Gum Girl

Played on: Mac, via

Tight arcade action dressed up in a Gameboy costume. Ride the bubble!

It’s easy to get things in the wrong order here and end up ... with gum on your face?

Game Boy

Gum Girl is an old-school platformer, created for a GBJam event, in which the main mechanic is all about blowing gum bubbles and standing on them. This concept might not be the most realistic, but it makes for an entertaining — and often frustrating — platformer.


In the early stages you have two pieces of gum, which allows you to blow two bubbles before needing to ‘recall’ the first. This is a novel tactic because it requires you to think not only about placement, but order — on several occasions, I thought I’d done everything right and pressed the button to recall a bubble, only to realise the one I was standing on was the oldest!
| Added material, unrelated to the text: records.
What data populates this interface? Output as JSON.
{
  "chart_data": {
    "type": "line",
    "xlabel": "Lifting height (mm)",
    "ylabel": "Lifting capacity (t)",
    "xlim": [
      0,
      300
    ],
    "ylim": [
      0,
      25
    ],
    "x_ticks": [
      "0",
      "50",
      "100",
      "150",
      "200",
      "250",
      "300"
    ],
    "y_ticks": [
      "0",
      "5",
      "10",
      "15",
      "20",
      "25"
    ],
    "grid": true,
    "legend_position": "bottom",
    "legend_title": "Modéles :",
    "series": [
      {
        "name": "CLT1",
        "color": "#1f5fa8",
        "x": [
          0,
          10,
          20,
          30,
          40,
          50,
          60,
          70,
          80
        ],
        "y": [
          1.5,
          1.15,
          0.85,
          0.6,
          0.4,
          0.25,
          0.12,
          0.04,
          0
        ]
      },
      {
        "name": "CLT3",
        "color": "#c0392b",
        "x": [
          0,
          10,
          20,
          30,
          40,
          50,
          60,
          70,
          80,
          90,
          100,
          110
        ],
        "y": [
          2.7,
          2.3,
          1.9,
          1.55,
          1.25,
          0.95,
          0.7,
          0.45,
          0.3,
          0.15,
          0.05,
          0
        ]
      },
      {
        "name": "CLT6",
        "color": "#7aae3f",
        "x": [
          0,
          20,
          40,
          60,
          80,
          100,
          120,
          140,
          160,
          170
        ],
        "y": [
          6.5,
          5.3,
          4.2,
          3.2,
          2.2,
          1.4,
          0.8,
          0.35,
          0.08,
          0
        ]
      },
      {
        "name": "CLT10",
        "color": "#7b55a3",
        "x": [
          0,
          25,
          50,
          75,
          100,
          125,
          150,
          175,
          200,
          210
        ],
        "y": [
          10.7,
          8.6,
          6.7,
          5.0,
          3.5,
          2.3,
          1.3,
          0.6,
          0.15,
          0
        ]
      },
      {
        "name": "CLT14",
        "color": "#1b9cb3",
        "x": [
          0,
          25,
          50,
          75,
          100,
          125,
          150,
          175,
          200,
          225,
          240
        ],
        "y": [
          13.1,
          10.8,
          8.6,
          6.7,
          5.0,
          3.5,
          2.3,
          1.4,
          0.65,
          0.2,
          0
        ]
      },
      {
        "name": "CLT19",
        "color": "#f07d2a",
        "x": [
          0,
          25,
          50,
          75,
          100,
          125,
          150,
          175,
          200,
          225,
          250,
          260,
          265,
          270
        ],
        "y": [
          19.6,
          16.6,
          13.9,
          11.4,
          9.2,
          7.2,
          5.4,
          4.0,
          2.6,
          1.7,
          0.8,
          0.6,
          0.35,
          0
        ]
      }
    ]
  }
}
I found the controls slightly awkward at times — often mixing up ‘jump’ with ‘blow’ with inevitable and hilarious results. Probably this was mostly due to playing on keyboard. Fortunately, time is not much of a factor in the early levels, so you can take time to plan exactly where you should be spitting those bubbles next.


Apart from the main mechanic, we’re in familiar platforming territory — spikes as hazards, actual enemies that shoot things later on, stars and life-replenishing hearts to collect. Some sections have gusts of wind (?) which move the bubbles on a path and these set up small puzzles to overcome. On occasion, though, I felt I was bypassing the intended route all too easily.


The final stage is an auto-scroller, thankfully with unlimited gum. This really changes the gameplay quite significantly, from a ‘platformer with thinking’ to a ‘run! run! master those controls!!’ kind of deal. I had to replay this level quite a few times before really getting to grips with it, but it certainly demonstrates a great deal of potential for varying the play. Again, though, I found myself taking a few shortcuts here which certainly didn’t look designed intentionally.


Bubble-blowing is a great technique to allow players to create their own highly-volatile temporary platforms. But unlike those bubbles, Gum Girl is solid. The graphics are crisp and clear, especially for just a 4-color palette. The music is cute and catchy, and the levels are well-designed enough to be taxing, but not overly frustrating. For a jam game, it’s a great achievement, and it’s unsurprising that this will be the basis for a future full release, currently in progress.

Gum Girl was created by Case Portman, with Music by Joel C, for GBJam 7. It was awarded a 2nd place position overall.